On September 5, a mob in Srinagar vandalised a newly installed plaque carrying the Ashoka emblem at the Hazratbal shrine during Eid-e-Milad celebrations. Slogans of “Nara-e-Takbeer, Allahu Akbar” echoed as the national emblem of India was defaced. The plaque had been inaugurated earlier in the week after government-funded renovations at the shrine, a site that holds the revered Moi-e-Muqqadas (believed to be a hair of the Prophet).
Instead of unequivocally condemning the vandalism, Kashmir’s mainstream political leaders rushed to defend the act.
Politicians Justify Vandalism
Chief Minister Omar Abdullah questioned the decision to install the emblem in the first place. “There was no need to put up a plaque,” he said, calling it a mistake by the Waqf Board.
PDP chief Mehbooba Mufti went further, terming the vandalism an “emotional” act rather than a crime. She even claimed that for Kashmiri Muslims, the emblem at the shrine was “blasphemy.” Shifting the blame entirely, she demanded action not against the vandals but against the Waqf Board chairperson, Darakhshan Andrabi of the BJP, for allegedly hurting religious sentiments.

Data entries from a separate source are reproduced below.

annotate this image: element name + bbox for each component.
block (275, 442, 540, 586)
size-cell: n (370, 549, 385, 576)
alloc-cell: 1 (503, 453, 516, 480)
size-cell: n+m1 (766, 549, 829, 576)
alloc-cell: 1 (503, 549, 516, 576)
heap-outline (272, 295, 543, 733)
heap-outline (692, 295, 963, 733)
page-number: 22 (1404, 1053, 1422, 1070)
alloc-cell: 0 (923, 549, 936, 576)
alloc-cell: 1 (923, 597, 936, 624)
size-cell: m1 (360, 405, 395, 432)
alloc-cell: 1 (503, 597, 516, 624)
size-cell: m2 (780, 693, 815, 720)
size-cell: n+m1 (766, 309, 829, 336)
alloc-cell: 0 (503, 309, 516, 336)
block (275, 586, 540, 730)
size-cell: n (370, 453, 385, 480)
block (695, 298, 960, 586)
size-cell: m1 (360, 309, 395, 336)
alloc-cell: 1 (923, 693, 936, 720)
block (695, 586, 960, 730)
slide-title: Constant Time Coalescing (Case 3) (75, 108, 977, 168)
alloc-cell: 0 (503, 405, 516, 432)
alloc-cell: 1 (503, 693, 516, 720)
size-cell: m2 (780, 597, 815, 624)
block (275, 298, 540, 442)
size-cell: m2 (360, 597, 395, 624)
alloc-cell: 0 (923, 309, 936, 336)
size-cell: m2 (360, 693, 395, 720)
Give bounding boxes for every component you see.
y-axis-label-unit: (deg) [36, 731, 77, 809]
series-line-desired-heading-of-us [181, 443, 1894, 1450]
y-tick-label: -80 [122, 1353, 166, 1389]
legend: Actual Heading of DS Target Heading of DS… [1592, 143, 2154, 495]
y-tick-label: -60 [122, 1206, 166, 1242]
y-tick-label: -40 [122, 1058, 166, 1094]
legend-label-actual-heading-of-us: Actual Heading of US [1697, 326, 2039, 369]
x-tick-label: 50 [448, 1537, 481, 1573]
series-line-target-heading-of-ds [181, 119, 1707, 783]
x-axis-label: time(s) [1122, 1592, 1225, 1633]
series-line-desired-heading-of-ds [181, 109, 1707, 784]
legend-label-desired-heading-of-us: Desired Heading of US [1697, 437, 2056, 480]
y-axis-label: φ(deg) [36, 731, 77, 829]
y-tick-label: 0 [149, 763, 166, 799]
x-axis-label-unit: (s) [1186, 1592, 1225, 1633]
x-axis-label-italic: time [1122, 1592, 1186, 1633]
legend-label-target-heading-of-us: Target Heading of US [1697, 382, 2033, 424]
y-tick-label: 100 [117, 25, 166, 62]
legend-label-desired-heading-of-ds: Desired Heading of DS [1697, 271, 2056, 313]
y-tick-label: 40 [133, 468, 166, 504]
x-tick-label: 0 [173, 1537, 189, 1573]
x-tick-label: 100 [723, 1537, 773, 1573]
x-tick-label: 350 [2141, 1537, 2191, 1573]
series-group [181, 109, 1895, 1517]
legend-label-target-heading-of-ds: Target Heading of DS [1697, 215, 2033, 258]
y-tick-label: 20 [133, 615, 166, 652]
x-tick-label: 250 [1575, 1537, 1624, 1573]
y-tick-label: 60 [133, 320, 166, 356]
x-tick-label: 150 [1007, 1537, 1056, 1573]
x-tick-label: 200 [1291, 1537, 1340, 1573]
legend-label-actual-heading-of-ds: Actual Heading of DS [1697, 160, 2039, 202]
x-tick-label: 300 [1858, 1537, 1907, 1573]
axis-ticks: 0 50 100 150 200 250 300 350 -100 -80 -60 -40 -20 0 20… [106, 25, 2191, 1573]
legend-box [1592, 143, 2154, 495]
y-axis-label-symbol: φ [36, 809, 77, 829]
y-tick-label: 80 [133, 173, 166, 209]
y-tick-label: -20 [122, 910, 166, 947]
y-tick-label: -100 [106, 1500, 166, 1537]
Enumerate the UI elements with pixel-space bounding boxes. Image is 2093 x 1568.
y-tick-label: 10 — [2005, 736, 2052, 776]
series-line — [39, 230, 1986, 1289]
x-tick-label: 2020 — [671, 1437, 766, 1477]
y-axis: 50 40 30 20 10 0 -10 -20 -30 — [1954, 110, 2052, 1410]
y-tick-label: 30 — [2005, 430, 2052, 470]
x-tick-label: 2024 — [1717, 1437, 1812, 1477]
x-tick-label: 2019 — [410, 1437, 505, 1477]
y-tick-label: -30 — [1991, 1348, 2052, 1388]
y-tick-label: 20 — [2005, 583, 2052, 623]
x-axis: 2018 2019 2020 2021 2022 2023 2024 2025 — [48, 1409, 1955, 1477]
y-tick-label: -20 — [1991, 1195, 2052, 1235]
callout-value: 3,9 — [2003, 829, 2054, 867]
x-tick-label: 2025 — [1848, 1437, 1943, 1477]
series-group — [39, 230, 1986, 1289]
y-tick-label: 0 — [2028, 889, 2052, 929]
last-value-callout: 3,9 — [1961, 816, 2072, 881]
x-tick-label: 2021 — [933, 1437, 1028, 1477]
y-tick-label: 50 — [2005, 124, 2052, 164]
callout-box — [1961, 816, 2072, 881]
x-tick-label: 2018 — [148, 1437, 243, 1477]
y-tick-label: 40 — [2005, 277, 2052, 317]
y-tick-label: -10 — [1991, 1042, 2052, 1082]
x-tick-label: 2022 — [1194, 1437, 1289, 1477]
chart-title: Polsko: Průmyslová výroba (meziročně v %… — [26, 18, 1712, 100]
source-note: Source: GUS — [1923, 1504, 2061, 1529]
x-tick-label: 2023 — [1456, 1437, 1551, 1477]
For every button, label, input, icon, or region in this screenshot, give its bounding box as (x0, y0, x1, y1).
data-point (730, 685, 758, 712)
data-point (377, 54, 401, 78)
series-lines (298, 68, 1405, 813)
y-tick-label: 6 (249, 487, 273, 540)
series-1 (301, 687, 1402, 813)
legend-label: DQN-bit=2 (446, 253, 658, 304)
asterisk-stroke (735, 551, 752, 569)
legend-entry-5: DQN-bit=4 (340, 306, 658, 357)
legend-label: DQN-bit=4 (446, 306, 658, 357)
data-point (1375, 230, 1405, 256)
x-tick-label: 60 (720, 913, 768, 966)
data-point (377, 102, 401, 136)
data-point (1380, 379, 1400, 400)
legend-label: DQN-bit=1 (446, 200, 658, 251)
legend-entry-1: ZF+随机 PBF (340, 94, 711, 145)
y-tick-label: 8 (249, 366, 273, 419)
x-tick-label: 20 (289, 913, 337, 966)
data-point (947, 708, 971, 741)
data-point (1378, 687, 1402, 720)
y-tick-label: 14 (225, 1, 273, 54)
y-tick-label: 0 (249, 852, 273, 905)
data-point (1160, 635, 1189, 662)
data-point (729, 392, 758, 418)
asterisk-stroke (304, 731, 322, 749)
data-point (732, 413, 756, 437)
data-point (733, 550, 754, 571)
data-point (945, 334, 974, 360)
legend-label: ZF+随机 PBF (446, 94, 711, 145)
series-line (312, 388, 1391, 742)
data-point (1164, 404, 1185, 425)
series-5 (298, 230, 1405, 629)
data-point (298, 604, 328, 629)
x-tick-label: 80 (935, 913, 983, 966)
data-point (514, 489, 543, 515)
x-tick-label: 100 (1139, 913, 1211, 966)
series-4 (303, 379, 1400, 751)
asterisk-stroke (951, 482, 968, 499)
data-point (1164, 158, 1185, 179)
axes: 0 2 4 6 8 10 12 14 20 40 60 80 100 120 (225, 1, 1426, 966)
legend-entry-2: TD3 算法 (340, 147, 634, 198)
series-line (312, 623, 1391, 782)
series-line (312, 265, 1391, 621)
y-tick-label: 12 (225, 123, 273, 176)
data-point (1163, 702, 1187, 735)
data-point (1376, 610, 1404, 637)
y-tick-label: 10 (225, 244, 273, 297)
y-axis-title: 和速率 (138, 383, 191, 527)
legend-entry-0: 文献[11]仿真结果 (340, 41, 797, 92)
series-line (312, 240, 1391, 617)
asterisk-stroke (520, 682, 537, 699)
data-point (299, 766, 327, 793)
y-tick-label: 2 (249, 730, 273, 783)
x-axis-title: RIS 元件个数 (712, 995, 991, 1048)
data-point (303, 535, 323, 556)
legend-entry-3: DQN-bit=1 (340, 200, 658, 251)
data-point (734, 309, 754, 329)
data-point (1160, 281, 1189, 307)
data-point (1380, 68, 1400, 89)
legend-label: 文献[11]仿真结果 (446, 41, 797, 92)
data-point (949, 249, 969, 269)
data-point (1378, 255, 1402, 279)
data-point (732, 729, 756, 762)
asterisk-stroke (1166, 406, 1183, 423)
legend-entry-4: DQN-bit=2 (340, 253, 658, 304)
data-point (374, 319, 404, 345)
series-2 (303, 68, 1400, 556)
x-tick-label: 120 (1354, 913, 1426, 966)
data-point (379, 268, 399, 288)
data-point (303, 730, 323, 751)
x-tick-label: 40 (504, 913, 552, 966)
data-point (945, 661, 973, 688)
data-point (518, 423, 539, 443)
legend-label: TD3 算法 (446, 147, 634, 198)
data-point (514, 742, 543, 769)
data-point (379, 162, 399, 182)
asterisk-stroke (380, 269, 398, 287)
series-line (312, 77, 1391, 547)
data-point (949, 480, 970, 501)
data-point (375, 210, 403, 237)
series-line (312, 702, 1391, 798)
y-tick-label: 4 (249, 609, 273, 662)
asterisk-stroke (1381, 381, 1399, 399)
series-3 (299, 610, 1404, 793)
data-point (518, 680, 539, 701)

Andrabi, however, stood firm, condemning the incident as a “terrorist attack” and demanding strict action under the Public Safety Act.
A Question of Secularism
The controversy raises a larger point. India spent crores on renovating Hazratbal. Yet, the gratitude shown was to vandalise the emblem of the state, the very symbol of sovereignty that enables such restoration projects. It is telling that when national emblems are displayed at government-funded temples, there is little protest. But here, violence was the immediate response.
This also highlights the asymmetry in reactions: if Hindus were to vandalise any religious site under the pretext of hurt sentiments, the criticism would be swift, relentless, and national in scale. Yet in Kashmir, leaders justify the mob.
As one observer put it, “Bharat is secular because Hindus are secular.” Other communities have refused to evolve, clinging to the same patterns of intolerance that once disfigured idols and sculptures of ancient temples.
Violence as First Instinct
What is most alarming is the instinctive resort to violence. If people objected to the emblem, peaceful protest was an option. But vandalism, accompanied by religious slogans, was the first thought. And rather than calling for accountability, political leaders lent legitimacy to the act.
This reveals the entrenched radicalism in Kashmir’s political discourse, where even national symbols can be defaced with impunity if cloaked in the language of faith.
Final Thoughts
The Hazratbal emblem controversy is more than a dispute over a plaque. It is a window into a mindset where national symbols are expendable, where violence is normalised, and where leaders choose appeasement over principle.
If India’s emblem can be vandalised at a state-funded shrine and defended as “blasphemy,” what message does that send about coexistence? How are Hindus, or indeed any Indians, expected to live peacefully when the first response of Peacefuls to disagreement is violence and vandalism, not dialogue?